Jack Frost has been packing his suitcase...

... and if you live in the northern hemisphere then he's heading for a return to a town near you if he hasn't been already.

It's the time of year to hurry up and take in the pumpkins, peppers, tomatoes, basil and other tender plants. Pull up and store those tender ornamentals too such as cannas, dahlias, and glads. If like me, you plant out half hardy herbs like bay larel and rosemary, they should come in soon too though they will live through a couple light frosts. Go, go, go, that white crystalline sheen does not respect busy schedules.

Lettuce in seed with red orach in the background.

Plants know it. Long ago, my corn salad and orach went to seed. Dry beans are rattling in their pods, lettuce and carrots sport their decorative seedhead fringes and my magenta spreen and bietina (type of swiss chard) have their mysterious green spikes that must look all the world like weeds to my neighbours. I self consciously assured the conservative gardening neighbour that I was saving seed from actual vegetables. I think she believed me and told me she didn't look over at my yard anyhow... (No really, she's a lovely lady but I don't blame her as the garden is looking a little bit dishelved at the moment).

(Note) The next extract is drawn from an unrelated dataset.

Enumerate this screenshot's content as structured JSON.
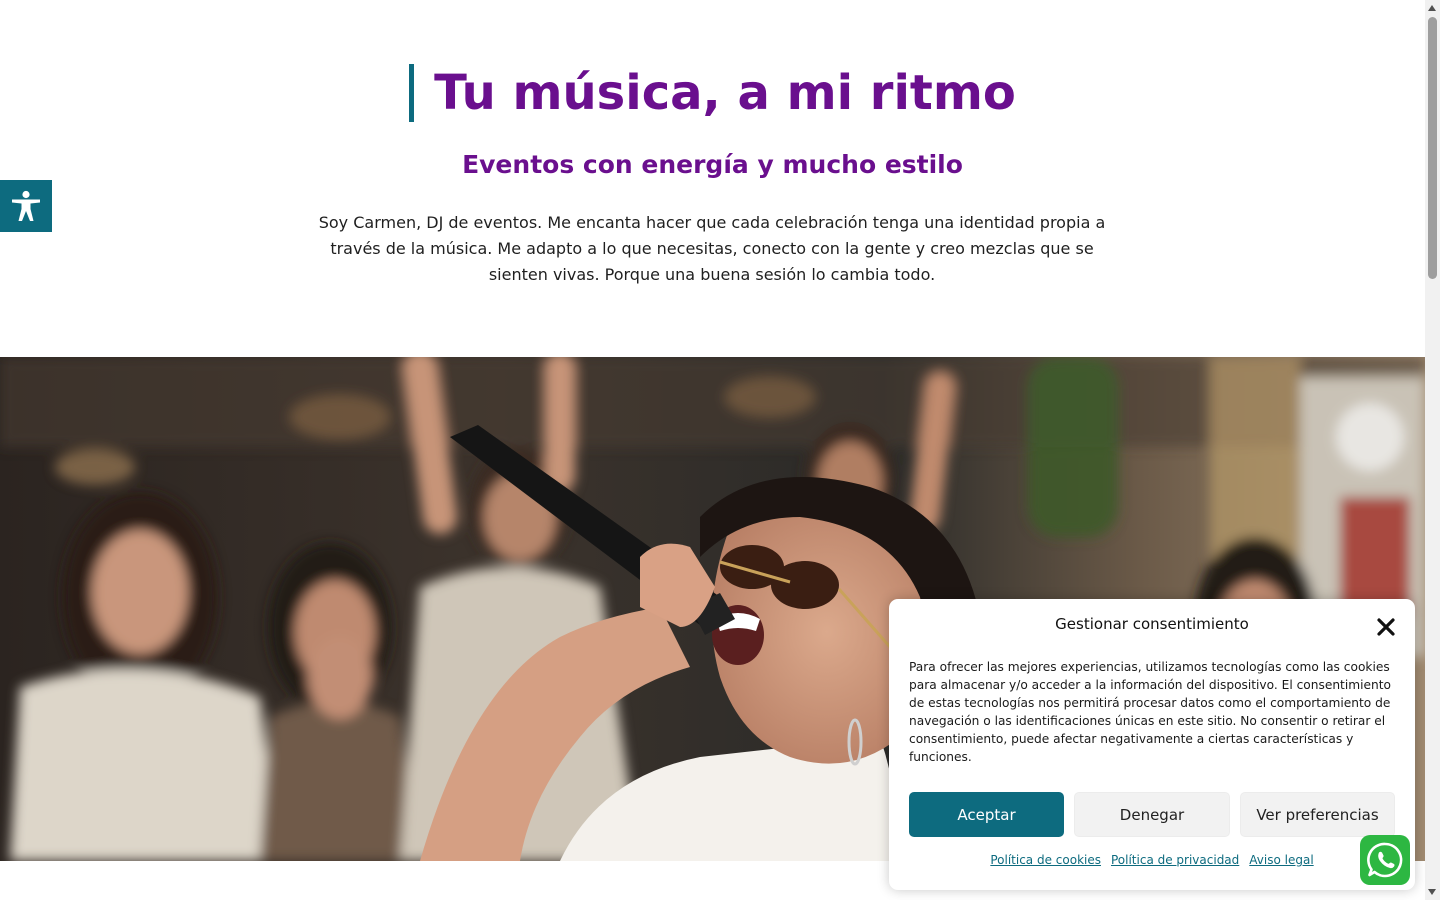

Carrots in seed - easy to see that they are related to queen anne's lace also known as wild carrot.

The flow of ripe tomatoes which has been gaining speed for the last couple weeks is slowing down now. I will probably cover a few choose plants with blankets if it looks like we'll get a week or more of nice weather afterwards. As my hubby says, "Tomatoes are the ultimate seasonal fruit. You got to eat them when they taste good because soon they'll just be tasteless ice balls from the supermarket. Not worth it."

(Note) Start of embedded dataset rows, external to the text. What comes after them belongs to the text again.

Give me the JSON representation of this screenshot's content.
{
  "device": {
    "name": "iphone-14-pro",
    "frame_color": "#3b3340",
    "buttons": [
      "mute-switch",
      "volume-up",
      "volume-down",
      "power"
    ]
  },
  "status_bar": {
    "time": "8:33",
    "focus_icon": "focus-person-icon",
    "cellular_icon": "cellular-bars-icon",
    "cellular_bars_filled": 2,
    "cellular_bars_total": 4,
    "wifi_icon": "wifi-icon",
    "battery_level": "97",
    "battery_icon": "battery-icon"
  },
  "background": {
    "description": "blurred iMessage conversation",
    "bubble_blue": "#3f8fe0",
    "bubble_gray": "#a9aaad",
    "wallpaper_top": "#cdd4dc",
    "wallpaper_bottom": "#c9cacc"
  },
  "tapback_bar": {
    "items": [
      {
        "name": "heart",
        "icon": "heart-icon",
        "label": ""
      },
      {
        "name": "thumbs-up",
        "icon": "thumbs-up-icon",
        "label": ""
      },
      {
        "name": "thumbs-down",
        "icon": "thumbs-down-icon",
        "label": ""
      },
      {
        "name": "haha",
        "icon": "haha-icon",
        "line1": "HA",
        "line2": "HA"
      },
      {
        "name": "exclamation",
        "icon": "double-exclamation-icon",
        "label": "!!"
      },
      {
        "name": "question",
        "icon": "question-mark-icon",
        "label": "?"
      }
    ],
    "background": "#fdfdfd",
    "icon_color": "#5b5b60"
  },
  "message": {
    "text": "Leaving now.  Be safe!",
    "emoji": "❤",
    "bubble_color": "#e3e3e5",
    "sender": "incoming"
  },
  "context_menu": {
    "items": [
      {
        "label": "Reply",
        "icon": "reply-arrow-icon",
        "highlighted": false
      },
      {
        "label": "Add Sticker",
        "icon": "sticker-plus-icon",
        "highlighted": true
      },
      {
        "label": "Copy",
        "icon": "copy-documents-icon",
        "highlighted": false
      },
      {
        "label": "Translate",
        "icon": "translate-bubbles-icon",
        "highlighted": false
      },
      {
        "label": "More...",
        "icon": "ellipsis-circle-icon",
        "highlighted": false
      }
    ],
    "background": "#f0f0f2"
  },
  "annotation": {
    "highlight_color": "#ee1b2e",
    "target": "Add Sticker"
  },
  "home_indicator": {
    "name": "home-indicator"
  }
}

Magenta Spreen, a member of the goosefoot family, in seed. Think of it as a supersized lamb's quarters in party dress.

So today I'm going to be busy.

But the gardening season is far from over as my blush savoy cabbage is turning a lovely shade of purple and the kale keeps on pumping out leaves. Perennial onions, that melted in the heat of summer, have renewed vigor, pushing up green spires alongside the chrysanthemums that are in full bud just begining their dazzling show.

Buckwheat in seed. I grow it as a covercrop though of course it make a good grain too.

So when is Jack coming to Ottawa? Weather stations predict possible lows between 2-4C this weekend sometime, possibly even tonight. Anything 4C and lower is a possibility of frost especially in low lying spots as the temperature is read approximately 4 feet off the ground. It will decrease about a degree every foot down so it could be 0C at ground level. Other conditions favourable to frost are still winds and clear skies. And when he comes, you'll be sure that he too will make his complementary visit to "The Hill.*"


*The Hill: The rest of the country has a bad habit of calling the government Ottawa. Since not all the residents of Ottawa are employed by the government, it is often referred to as The Hill here since parliament resides on a slight rise in the landscape, cut behind it by a percipitous fall toward the Ottawa river.